May 15 2021, 18:49pm

Posted by Pierre Lurçat

(Extrait de mon livre Les mythes fondateurs de l'antisionisme, à paraître)

Selon plusieurs sources convergentes, c’est sous la plume de Constantin Zureiq, célèbre intellectuel syrien, né dans un foyer grec orthodoxe de Damas, que le terme de Nakba serait entré dans le dictionnaire politique arabe, avant de pénétrer dans le lexique politique contemporain.

 

« La défaite des Arabes en Palestine n’est pas une calamité passagère ni une simple crise, mais une catastrophe (Nakba) dans tous les sens du terme, la pire qui soit arrivée aux Arabes dans leur longue histoire pourtant riche en drames », assène Zureiq en ouverture de son ouvrage “Ma’an al-Nakba” (“Signification de la catastrophe”).

 

En réalité, pourtant, Zureiq n’avait pas tant à l’esprit la “catastrophe” de la naissance d’Israël, que celle de l’enlisement arabe dans le passé et du refus arabe de la modernité, comme il ressort de cette citation extraite de ce même livre :

 

La raison de la victoire des sionistes est que celui-ci [Israël] est enraciné dans la modernité occidentale, alors que la plupart d’entre nous y sommes encore hostiles.

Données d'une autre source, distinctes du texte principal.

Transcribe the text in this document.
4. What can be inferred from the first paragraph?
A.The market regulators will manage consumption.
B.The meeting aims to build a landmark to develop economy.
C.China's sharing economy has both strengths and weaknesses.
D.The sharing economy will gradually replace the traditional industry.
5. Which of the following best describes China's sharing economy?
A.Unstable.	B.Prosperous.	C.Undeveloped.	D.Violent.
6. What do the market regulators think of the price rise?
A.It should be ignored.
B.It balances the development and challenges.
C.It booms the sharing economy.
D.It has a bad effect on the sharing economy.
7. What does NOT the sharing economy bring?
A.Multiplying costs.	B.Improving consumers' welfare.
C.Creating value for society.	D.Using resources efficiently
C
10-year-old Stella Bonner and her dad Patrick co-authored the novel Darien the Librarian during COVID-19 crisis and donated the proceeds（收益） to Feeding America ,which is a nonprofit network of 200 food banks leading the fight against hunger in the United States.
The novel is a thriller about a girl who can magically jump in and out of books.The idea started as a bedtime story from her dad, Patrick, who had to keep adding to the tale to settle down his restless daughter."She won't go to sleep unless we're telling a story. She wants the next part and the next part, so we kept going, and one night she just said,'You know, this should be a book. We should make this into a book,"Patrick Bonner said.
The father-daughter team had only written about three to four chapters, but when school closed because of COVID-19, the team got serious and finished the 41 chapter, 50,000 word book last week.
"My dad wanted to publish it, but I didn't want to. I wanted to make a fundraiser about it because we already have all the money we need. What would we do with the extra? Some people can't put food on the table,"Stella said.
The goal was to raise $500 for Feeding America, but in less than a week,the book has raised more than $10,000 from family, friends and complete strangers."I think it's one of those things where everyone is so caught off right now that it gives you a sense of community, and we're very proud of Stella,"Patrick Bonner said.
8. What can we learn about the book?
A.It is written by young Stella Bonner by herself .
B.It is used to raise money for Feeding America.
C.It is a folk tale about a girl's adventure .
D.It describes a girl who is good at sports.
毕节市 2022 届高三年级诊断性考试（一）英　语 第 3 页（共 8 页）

Ils (les sionistes) vivent dans le présent et dans le futur, alors que nous continuons de vivre dans les rêves du passé et de nous enivrer de sa gloire disparue”.

 

Recrues de l’Armée de libération arabe à Beersheva, 1948

 

On ne saurait mieux décrire l’attitude actuelle des dirigeants palestiniens, qui brandissent la Nakba comme une arme de guerre contre Israël, au lieu de tourner leur regard vers l’avenir… Comme l’explique Shmuel Trigano (1) :

 

La défaite de leurs armées et l’échec de leur politique, qui avait refusé le partage de la Palestine mandataire, se voient ainsi, avec la « Nakba », réécrits sous la forme stupéfiante d’une injustice congénitale dont ils seraient les victimes, attachée à l’existence même d’Israël qui, pour se constituer, aurait dépossédé de sa terre un peuple innocent afin de prendre sa place. D’agresseurs les Palestiniens deviennent des victimes. Et l’extermination d’autrui devient pitié et compassion pour soi même”.

 

On est ici au coeur de ce qu’on pourrait appeler le complexe d’infériorité-supériorité, profondément ancré dans la conscience arabo-musulmane, qui consiste à transformer toute défaite en accusation contre l’autre et à remplacer toute autocritique par une démonisation de l’autre, chargé de tous les maux, selon le principe bien connu du bouc émissaire. La Nakba, dans cette perspective, devient pour les arabes une manière facile de faire porter aux Israéliens et aux Juifs la responsabilité de leur défaite et de leur incapacité à affronter leur propre histoire.

 

La première Nakba : 1920 et non 1948

 

En réalité, contrairement à la version généralement admise aujourd'hui de l’origine de l’expression Nakba dans le vocabulaire politique arabe contemporain, celle-ci n’est pas née après 1948. La première Nakba ne date en effet pas de 1948, mais de 1920 ! L’expression “am al-nakba” (“année de la Nakba”) désigne ainsi l’année 1920, et on la trouve sous la plume de l’historien arabe chrétien renommé Georges Antonius, dans son livre fameux The Arab Awakening (Le réveil arabe) : 


 


 

« L’année 1920 porte un nom maudit dans les annales arabes : on l’appelle l’Année de la Catastrophe (Am al-nakba). Elle vit les premiers soulèvements armés qui eurent lieu pour protester contre la colonisation d’après-Guerre, imposée aux pays arabes par les Alliés. Cette année-là, de graves révoltes eurent lieu en Syrie, en Palestine, et en Iraq ».

 

Ainsi, la première Nakba des Arabes de Palestine n’a pas eu lieu en 1948, mais en 1920, et elle ne concernait pas la guerre israélo-arabe, mais le partage de la “Grande Syrie” entre les deux puissances coloniales française et britannique. Comme le rappelle le professeur Steven Plaut, qui a été un des premiers à relever l’utilisation originelle du mot Nakba dès 1920 (2) :

 

“Quand les forces alliées chassèrent les Turcs du Levant, les deux puissances principales, la Grande Bretagne et la France, se partagèrent le butin. La Grande-Bretagne obtint la Palestine, y compris ce qui est aujourd'hui la Jordanie, tandis que la France obtenait le Liban et la Syrie.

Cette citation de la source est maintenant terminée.